British Energy has survived on government money since September after market reforms exposed power generation overcapacity and sent prices below its cost of production.
More than 99 per cent of votes cast favoured setting a new fixed borrowing limit at £1bn ($2.5bn). Previously the loan limit for the Scotland-based company was set through a formula based on share capital and reserves. The company’s financial plight has brought that limit down to just £1.1bn from over £3bn in 1997 and may have put its plans for restructuring in breach of company statutes.
“We believe that there are reasonable prospects for a solvent restructuring, but there can be no guarantees,” British Energy Chairman Robin Jeffrey told shareholders.
Jeffrey confirmed that Cameco Corp, a Canadian uranium producer and its partner in the Bruce Power nuclear project there, had expressed an interest in raising its stake in Bruce last week, but he would not make any comment beyond saying that “all aspects of the business are under review”.

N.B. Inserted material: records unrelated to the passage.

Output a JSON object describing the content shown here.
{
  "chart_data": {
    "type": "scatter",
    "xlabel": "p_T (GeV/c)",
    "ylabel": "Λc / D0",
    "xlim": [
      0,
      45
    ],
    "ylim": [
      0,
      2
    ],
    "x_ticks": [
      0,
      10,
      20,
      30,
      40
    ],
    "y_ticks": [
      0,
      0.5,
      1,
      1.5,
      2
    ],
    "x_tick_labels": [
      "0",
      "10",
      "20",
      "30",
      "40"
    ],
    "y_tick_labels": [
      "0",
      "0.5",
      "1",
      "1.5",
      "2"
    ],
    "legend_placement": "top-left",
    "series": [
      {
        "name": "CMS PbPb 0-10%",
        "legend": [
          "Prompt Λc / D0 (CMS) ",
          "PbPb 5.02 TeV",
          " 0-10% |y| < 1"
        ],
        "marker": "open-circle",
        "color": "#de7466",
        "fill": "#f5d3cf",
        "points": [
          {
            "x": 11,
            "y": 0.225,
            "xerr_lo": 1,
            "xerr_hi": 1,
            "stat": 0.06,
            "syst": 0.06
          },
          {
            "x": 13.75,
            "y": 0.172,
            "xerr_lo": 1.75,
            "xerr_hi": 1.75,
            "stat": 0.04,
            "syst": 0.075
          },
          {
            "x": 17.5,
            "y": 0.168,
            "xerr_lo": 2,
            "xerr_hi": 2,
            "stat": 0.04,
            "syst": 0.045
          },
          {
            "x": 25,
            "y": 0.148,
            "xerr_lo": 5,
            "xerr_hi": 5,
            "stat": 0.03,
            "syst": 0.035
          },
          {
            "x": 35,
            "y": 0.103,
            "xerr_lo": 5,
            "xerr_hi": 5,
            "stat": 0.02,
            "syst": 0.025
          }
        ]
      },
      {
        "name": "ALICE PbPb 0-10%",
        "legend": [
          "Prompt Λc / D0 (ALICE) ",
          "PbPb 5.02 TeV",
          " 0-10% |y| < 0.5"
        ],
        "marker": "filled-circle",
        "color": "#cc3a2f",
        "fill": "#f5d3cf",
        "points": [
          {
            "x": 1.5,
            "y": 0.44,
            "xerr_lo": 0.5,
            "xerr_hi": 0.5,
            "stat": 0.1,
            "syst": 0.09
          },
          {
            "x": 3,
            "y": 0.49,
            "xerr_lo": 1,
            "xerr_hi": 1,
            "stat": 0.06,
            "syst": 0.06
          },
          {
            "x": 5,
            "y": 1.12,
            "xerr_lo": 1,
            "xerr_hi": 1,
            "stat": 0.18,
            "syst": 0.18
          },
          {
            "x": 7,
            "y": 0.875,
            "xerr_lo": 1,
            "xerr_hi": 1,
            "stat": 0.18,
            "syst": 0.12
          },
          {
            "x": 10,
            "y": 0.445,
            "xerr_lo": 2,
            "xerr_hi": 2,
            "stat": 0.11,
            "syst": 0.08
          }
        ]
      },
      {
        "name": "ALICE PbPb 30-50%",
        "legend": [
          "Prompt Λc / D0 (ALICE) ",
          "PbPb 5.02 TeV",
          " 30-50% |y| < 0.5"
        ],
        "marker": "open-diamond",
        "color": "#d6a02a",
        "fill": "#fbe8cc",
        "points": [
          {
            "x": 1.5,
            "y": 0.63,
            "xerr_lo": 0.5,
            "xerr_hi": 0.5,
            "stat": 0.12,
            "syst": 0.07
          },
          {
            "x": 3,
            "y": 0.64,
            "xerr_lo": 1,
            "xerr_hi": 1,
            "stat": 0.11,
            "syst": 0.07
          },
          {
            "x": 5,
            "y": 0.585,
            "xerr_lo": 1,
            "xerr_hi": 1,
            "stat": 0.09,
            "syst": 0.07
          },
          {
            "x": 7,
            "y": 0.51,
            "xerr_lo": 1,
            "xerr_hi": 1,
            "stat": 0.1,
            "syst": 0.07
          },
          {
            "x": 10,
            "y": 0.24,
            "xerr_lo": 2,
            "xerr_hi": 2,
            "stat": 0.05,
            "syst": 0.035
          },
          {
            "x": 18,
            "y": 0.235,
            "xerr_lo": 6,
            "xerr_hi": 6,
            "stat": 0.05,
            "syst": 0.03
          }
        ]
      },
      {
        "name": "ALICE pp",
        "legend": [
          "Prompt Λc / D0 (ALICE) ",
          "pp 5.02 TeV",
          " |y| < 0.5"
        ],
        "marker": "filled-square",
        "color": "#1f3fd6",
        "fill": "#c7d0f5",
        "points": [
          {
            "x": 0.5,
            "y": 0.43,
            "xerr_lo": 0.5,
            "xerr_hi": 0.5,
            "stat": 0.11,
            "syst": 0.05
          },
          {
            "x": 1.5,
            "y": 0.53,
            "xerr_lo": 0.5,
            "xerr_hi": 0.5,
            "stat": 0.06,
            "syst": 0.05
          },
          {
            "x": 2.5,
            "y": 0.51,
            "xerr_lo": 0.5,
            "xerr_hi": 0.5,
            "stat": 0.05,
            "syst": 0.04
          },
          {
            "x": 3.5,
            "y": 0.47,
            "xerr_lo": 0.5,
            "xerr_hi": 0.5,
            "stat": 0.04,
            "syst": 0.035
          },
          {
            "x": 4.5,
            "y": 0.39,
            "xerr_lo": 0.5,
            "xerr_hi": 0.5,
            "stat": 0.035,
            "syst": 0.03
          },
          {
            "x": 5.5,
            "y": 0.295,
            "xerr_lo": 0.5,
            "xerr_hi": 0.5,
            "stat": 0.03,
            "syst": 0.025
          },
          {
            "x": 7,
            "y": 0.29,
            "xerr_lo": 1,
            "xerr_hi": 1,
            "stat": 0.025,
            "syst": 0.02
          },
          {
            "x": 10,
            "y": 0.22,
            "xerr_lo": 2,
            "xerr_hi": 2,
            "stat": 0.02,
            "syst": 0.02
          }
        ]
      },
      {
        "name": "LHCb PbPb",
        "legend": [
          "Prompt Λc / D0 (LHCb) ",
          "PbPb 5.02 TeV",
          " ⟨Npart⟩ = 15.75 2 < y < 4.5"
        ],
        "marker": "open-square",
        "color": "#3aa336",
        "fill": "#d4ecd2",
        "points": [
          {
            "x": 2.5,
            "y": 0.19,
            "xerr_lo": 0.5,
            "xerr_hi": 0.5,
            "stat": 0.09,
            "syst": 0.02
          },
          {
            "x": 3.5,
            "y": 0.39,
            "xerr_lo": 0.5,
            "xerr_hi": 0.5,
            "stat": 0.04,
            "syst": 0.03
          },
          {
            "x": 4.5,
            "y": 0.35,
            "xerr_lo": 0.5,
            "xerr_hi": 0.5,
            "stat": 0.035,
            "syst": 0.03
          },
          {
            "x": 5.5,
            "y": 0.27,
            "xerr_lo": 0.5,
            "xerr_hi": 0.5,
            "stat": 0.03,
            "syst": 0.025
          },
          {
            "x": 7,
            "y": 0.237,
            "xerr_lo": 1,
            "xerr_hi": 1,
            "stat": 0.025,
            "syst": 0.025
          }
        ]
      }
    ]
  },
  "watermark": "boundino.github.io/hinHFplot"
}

A sale of British Energy’s share in Bruce and other North American interests could raise much needed cash but still leave the core UK business ultimately loss-making.
The government loan runs until November 29. Talks continue about how to deal with the company – and the wider industry questions that its plight raises – in the long term. But industry sources now see an extension of the loan running into next year as the most likely scenario.
Separately, newspaper reports suggest that a rescue package has been proposed by British Energy rivals Innogy, which would could ensure the viability of nuclear powered electricity generation in the UK for the next ten years.
The deal would involve rival generators agreeing to long-term contracts for power from the nuclear group at a small premium to current market prices. Although these prices are close to a record low the arrangements might include an opportunity for British Energy to share in any future profits that arise through a recovery in power prices.
The DTI are reported to have been advised of the proposals from Innogy, the electricity supplier and generator owned by RWE of Germany, three weeks ago. The attraction to Innogy would be security of supply to its retail customers, which it cannot supply from its own generating capacity.
Innogy has said it is prepared to close some of its less economical coal fired power plants as part of the deal – a concession which might appease the green lobby which is campaigning for the end to government assistance and for British Energy to go into administration.
Opposition might come from energy regulator Ofgem, which would see the deal as interfering with the market-based mechanism which are at the heart of the New Electricity Trading Arrangements.